Answer
(a) opens up.
(b) vertex $(2,-8)$.
(c) $x=2$.
(d) x-intercepts $x=\frac{6\pm2\sqrt {6}}{3}$, y-intercept $f(0)=4$.
(e) See graph.
(f) domain $(-\infty,\infty)$ range $[-8,\infty)$
(g) decreasing $(-\infty,2)$, increasing $(2,\infty)$.
Work Step by Step
(a) From the given function $f(x)=3x^2-12x+4$ with $a=3\gt0$, we can determine the graph opens up.
(b) $f(x)=3x^2-12x+4=3(x^2-4x+4)-8=3(x-2)^2-8$ and we can determine the vertex $(2,-8)$.
(c) We can determine the axis of symmetry $x=2$.

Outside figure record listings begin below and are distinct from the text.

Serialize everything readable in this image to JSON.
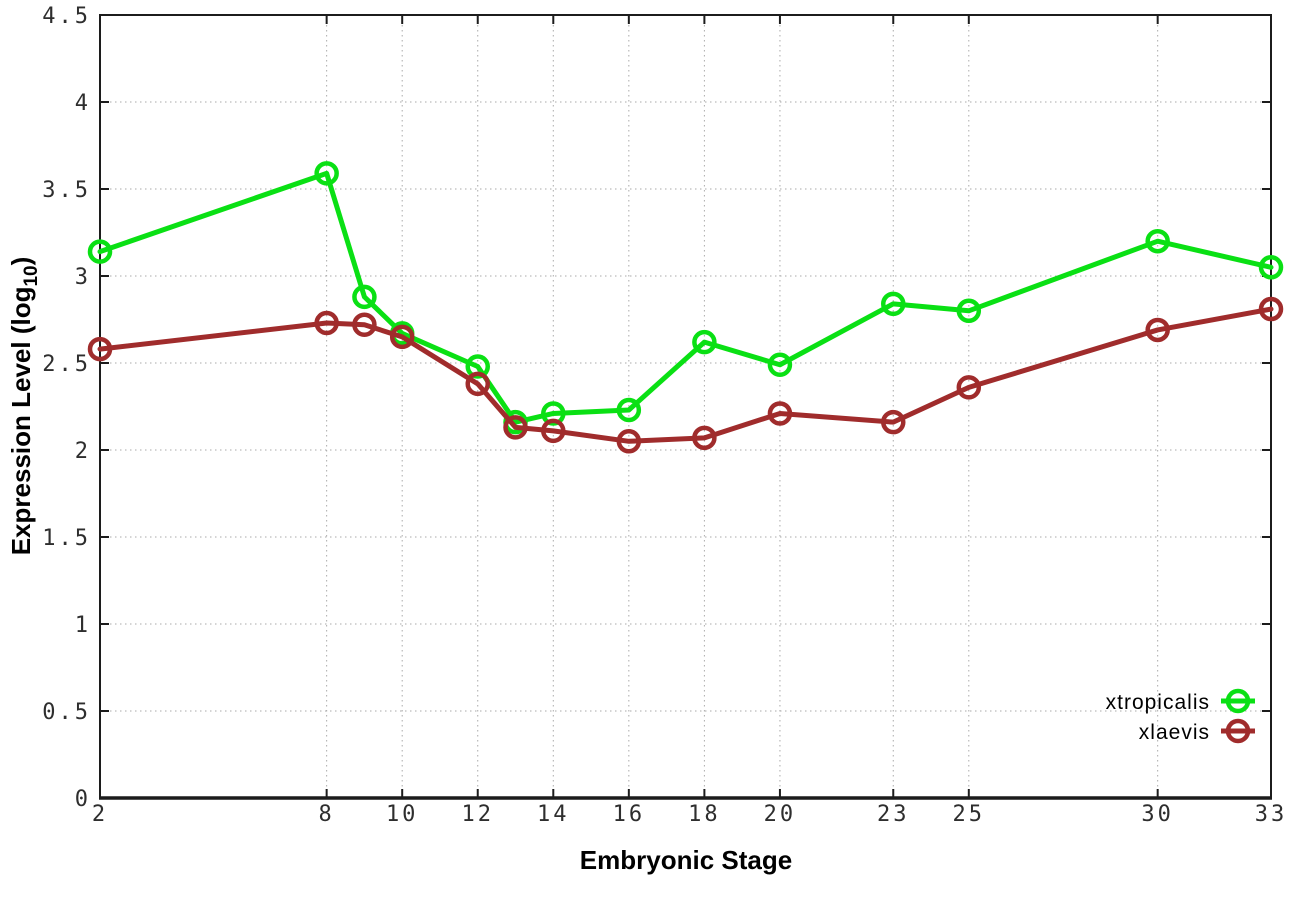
{
  "figure": {
    "xlabel": "Embryonic Stage",
    "ylabel_prefix": "Expression Level (log",
    "ylabel_sub": "10",
    "ylabel_suffix": ")"
  },
  "chart_data": {
    "type": "line",
    "title": "",
    "xlabel": "Embryonic Stage",
    "ylabel": "Expression Level (log10)",
    "xlim": [
      2,
      33
    ],
    "ylim": [
      0,
      4.5
    ],
    "x_ticks": [
      2,
      8,
      10,
      12,
      14,
      16,
      18,
      20,
      23,
      25,
      30,
      33
    ],
    "y_ticks": [
      0,
      0.5,
      1,
      1.5,
      2,
      2.5,
      3,
      3.5,
      4,
      4.5
    ],
    "grid": true,
    "legend_position": "inside-right-bottom",
    "marker": "open-circle",
    "x": [
      2,
      8,
      9,
      10,
      12,
      13,
      14,
      16,
      18,
      20,
      23,
      25,
      30,
      33
    ],
    "series": [
      {
        "name": "xtropicalis",
        "color": "#0ae014",
        "values": [
          3.14,
          3.59,
          2.88,
          2.67,
          2.48,
          2.16,
          2.21,
          2.23,
          2.62,
          2.49,
          2.84,
          2.8,
          3.2,
          3.05
        ]
      },
      {
        "name": "xlaevis",
        "color": "#a02c2c",
        "values": [
          2.58,
          2.73,
          2.72,
          2.65,
          2.38,
          2.13,
          2.11,
          2.05,
          2.07,
          2.21,
          2.16,
          2.36,
          2.69,
          2.81
        ]
      }
    ],
    "axis_color": "#1c1c1c",
    "grid_color": "#aaaaaa"
  }
}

(d) $3x^2-12x+4=0\Longrightarrow x=\frac{12\pm\sqrt {12^2-4(3)(4)}}{2(3)}=\frac{6\pm2\sqrt {6}}{3}$ and we can determine the x-intercepts $x=\frac{6\pm2\sqrt {6}}{3}$, y-intercept $f(0)=4$.
(e) See graph.
(f) Based on the graph, we can determine the domain $(-\infty,\infty)$ range $[-8,\infty)$
(g) Based on the graph, we can determine the function is decreasing $(-\infty,2)$, increasing $(2,\infty)$.